Il maxi-processo “Rinascita-Scott” si terrà davanti a un nuovo collegio di giudici. Almeno per quanto riguarda la posizione del boss Luigi Mancuso di Limbadi, il principale imputato del processo nato dall’inchiesta coordinata dalla Dda di Catanzaro. Dopo la Cassazione, anche la Corte d’Appello di Catanzaro ha dato ragione agli avvocati Francesco Calabrese e Paride Scinica che avevano ricusato due dei tre componenti del Tribunale di Vibo Valentia, i magistrati Brigida Cavasino e Danila Gilda Romano, rispettivamente presidente e giudice a latere del maxi processo.
La ricusazione era stata dichiarata inammissibile ma l’ordinanza emessa dalla Corte d’Appello di Catanzaro era stata annullata nei mesi scorsi dalla Suprema Corte. Decisione alla quale il nuovo collegio della Corte d’Appello, presieduto da Caterina Capitò (a latere Assunta Maiore e Barbara Saccà), si è dovuto adeguare. Mancuso, detto il “Supremo” e “lo zio”, è accusato di associazione per delinquere quale membro apicale dell’intera area della ‘ndrangheta vibonese e dell’articolazione di Limbadi. La ricusazione era stata motivata dagli avvocati con il fatto che i due giudici Cavasino e Romano “avevano già espresso un giudizio di merito pieno sulla posizione di Luigi Mancuso nell’ambito del processo Nemea”. Secondo i legali Calabrese e Scinica, infatti, nella sentenza del processo “Nemea”, “depositata in data 5.3.2021, riguardante l’esistenza e l’operatività della cosca Soriano, il Tribunale di Vibo Valentia avrebbe valutato il contesto associativo ‘ndranghetistico comune a tutti gli originari coimputati del reato di cui all’articolo 416 bis, esteso all’intero territorio calabrese e in altre parti del territorio nazionale ed estero, retto dalla figura di vertice rappresentata da Luigi Mancuso”.
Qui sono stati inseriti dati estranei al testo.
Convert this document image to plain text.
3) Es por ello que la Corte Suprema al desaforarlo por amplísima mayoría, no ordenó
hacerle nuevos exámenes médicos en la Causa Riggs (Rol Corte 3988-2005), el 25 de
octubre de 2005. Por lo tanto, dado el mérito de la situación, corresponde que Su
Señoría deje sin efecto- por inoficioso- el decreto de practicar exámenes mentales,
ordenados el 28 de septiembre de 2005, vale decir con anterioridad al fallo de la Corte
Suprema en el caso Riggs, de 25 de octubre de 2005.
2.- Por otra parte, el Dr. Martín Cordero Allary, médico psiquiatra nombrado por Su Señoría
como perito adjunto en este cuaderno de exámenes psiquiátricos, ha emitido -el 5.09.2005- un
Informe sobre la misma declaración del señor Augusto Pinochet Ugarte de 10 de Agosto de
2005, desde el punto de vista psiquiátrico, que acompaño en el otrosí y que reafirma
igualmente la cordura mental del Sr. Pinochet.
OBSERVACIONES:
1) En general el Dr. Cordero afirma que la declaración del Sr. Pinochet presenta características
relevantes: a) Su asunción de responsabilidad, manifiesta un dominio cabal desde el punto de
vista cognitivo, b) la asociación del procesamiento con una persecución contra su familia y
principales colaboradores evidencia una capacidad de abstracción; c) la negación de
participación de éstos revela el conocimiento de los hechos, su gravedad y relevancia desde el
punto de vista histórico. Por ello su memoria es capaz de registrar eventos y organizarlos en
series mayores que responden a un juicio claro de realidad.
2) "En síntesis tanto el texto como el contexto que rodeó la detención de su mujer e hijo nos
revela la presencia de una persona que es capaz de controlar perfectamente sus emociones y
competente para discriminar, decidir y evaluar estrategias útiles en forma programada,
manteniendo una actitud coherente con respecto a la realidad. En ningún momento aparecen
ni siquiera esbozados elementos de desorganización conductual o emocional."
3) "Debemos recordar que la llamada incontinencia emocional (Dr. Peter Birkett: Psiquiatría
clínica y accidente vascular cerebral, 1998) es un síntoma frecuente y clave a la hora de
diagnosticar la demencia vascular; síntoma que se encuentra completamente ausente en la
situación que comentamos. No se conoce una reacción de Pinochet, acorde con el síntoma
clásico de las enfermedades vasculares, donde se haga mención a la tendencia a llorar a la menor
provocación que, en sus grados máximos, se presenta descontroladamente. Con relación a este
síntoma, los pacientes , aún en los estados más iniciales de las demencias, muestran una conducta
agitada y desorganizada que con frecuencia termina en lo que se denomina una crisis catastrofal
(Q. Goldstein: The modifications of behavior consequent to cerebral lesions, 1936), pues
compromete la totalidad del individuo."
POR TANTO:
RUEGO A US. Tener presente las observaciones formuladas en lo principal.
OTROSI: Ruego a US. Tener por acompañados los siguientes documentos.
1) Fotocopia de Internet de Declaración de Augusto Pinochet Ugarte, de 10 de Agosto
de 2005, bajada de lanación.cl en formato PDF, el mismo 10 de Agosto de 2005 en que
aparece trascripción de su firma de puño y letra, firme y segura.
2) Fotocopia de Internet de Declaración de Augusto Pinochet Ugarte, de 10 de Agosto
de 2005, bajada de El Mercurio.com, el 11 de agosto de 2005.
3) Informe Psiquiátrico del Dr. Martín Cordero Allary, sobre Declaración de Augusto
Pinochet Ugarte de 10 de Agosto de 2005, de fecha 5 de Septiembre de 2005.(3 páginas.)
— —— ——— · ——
Accogliendo la ricusazione dei due giudici, la Corte d’Appello di Catanzaro scrive che il Tribunale di cui facevano parte le dottoresse Cavasino e Romano, in quella sentenza, aveva fatto “riferimento a Luigi Mancuso esprimendo sul suo conto una valutazione di merito, nella quale egli viene descritto quale ‘vertice dell’area cui facevano capo le altre articolazioni criminali’”. Per la Corte, in sostanza, “la valutazione dell’operatività del Mancuso nel ruolo apicale operata nel processo Nemea al fine di valutare la posizione associativa dei Soriano, fondata sulla valutazione di fonti di prova in parte coincidenti con quelle del processo Rinascita-Scott, ha senz’altro integrato una valutazione di merito sullo stesso fatto associativo per il quale è imputato nel processo in corso. Di conseguenza, ciò concretizza l’ipotesi di ricusazione”. Tanto basta, quindi, per stralciare la posizione di Luigi Mancuso nella prossima udienza del processo “Rinascita-Scott”. Per tutti gli altri, prosegue il processo nato dall’inchiesta, condotta dal procuratore Nicola Gratteri e dalla Dda di Catanzaro, che ha portato nel dicembre 2019 a oltre 300 arresti. In manette erano finiti i vertici della ‘ndrangheta vibonese, e tra questi appunto Luigi Mancuso, ma anche i “colletti bianchi” al servizio della cosca, politici e imprenditori tra cui, per esempio, l’ex senatore di Forza Italia Giancarlo Pittelli, accusato di concorso esterno in associazione mafiosa.